The rock scenes, though, serve as a repository. Slow and silent except for the soft sound of wind, they rely on camera angles and close-ups atypical of the rest of the film for their animation. And when the actors are replaced with rocks, the emoting comes from the audience. The ultimate destination for affect, the surplus of which divines release, is the return of the family drama in EEAAO‘s penultimate scenes. Here, what matters most are things that are very basic when compared with the collapse of all existence: love and family. The larger narrative of Evelyn versus Jobu Tupaki runs alongside and often gets tangled up with the family drama, which keeps spousal and filial love at its center. After a momentary lapse, Evelyn resists Jobu’s nothingness and sees her life with Waymond in flashbacks. She recognizes the love that was there all along and hugs her husband. After this, Evelyn’s mission to defeat Jobu is motivated by love for her daughter.

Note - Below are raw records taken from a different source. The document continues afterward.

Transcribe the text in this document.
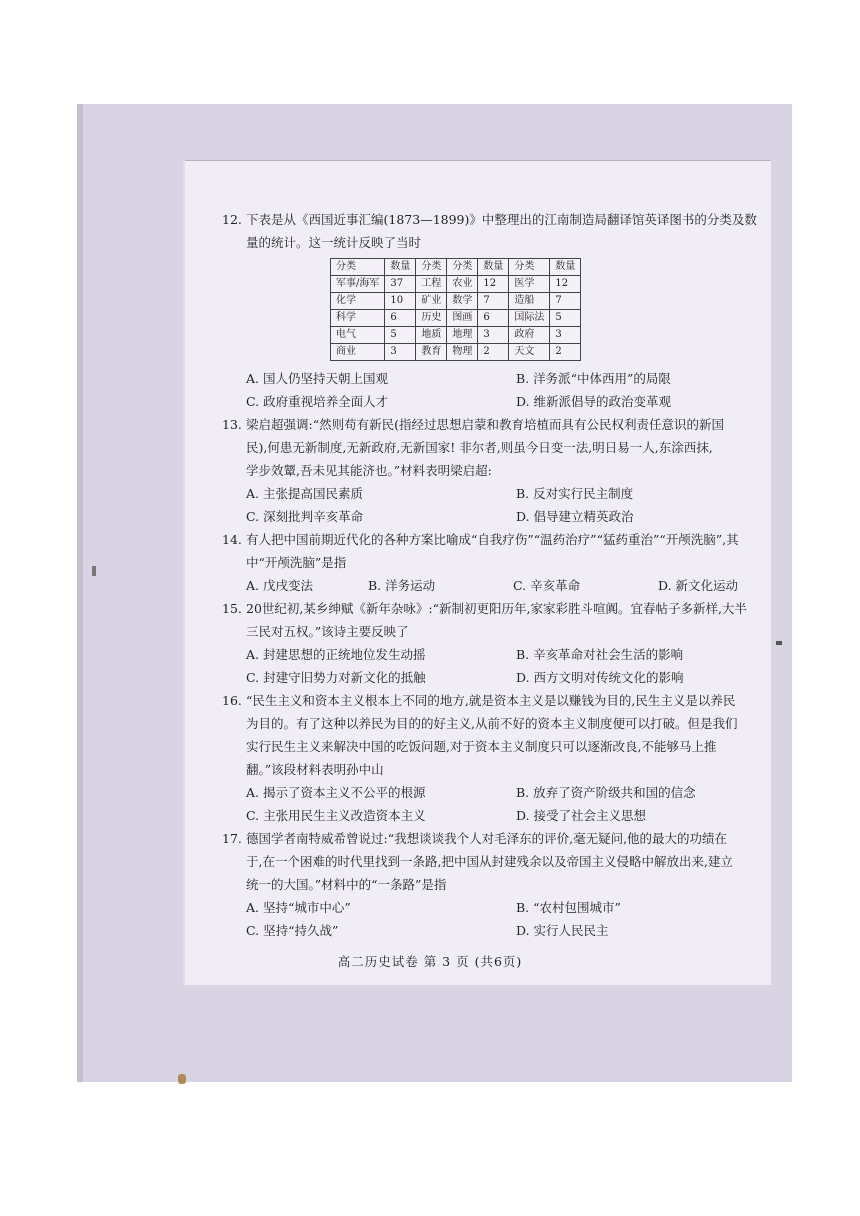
12. 下表是从《西国近事汇编(1873—1899)》中整理出的江南制造局翻译馆英译图书的分类及数
量的统计。这一统计反映了当时
分类	数量	分类	分类	数量	分类	数量
军事/海军	37	工程	农业	12	医学	12
化学	10	矿业	数学	7	造船	7
科学	6	历史	图画	6	国际法	5
电气	5	地质	地理	3	政府	3
商业	3	教育	物理	2	天文	2
A. 国人仍坚持天朝上国观	B. 洋务派“中体西用”的局限
C. 政府重视培养全面人才	D. 维新派倡导的政治变革观
13. 梁启超强调:“然则苟有新民(指经过思想启蒙和教育培植而具有公民权利责任意识的新国
民),何患无新制度,无新政府,无新国家! 非尔者,则虽今日变一法,明日易一人,东涂西抹,
学步效颦,吾未见其能济也。”材料表明梁启超:
A. 主张提高国民素质	B. 反对实行民主制度
C. 深刻批判辛亥革命	D. 倡导建立精英政治
14. 有人把中国前期近代化的各种方案比喻成“自我疗伤”“温药治疗”“猛药重治”“开颅洗脑”,其
中“开颅洗脑”是指
A. 戊戌变法	B. 洋务运动	C. 辛亥革命	D. 新文化运动
15. 20世纪初,某乡绅赋《新年杂咏》:“新制初更阳历年,家家彩胜斗喧阗。宜春帖子多新样,大半
三民对五权。”该诗主要反映了
A. 封建思想的正统地位发生动摇	B. 辛亥革命对社会生活的影响
C. 封建守旧势力对新文化的抵触	D. 西方文明对传统文化的影响
16. “民生主义和资本主义根本上不同的地方,就是资本主义是以赚钱为目的,民生主义是以养民
为目的。有了这种以养民为目的的好主义,从前不好的资本主义制度便可以打破。但是我们
实行民生主义来解决中国的吃饭问题,对于资本主义制度只可以逐渐改良,不能够马上推
翻。”该段材料表明孙中山
A. 揭示了资本主义不公平的根源	B. 放弃了资产阶级共和国的信念
C. 主张用民生主义改造资本主义	D. 接受了社会主义思想
17. 德国学者南特威希曾说过:“我想谈谈我个人对毛泽东的评价,毫无疑问,他的最大的功绩在
于,在一个困难的时代里找到一条路,把中国从封建残余以及帝国主义侵略中解放出来,建立
统一的大国。”材料中的“一条路”是指
A. 坚持“城市中心”	B. “农村包围城市”
C. 坚持“持久战”	D. 实行人民民主
高二历史试卷 第 3 页 (共6页)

This motivation makes Evelyn so powerful that she attracts the attention of counterparts from the Alpha-Universe, the first universe to make contact with others. When they riddle her with bullets, she simply turns them into plastic googly eyes. Evelyn places one on her forehead like it’s the mind’s eye as imagined by Taoist thought, then shoots the rest back at her assailants. It’s a nod to Waymond, who saw the world with kinder eyes. Behind all the flash and fighting is Everything Everywhere All At Once‘s message, quite possibly just this: Love is a real force in the universe.
Before the Academy Awards, the film’s distributor, A24, auctioned off mementos from the film, raising over half a million dollars for the Asian Mental Health Project, the Laundry Workers Center, and the Transgender Law Center. The auction reminds us that the medium of film can have a tangible effect on people’s lives. Harrison Ford said as much in less tangible terms when he announced the 10 nominees for Best Picture: “Movies can transform our lives. The movies we honor tonight have real power.” It’s a clichéd statement – but so is the genre of love stories. And there’s still truth in it. The Daniels understand the power of such truth and the instrumentality of affect. It’s for this reason that their film will far outlast its Oscar moment.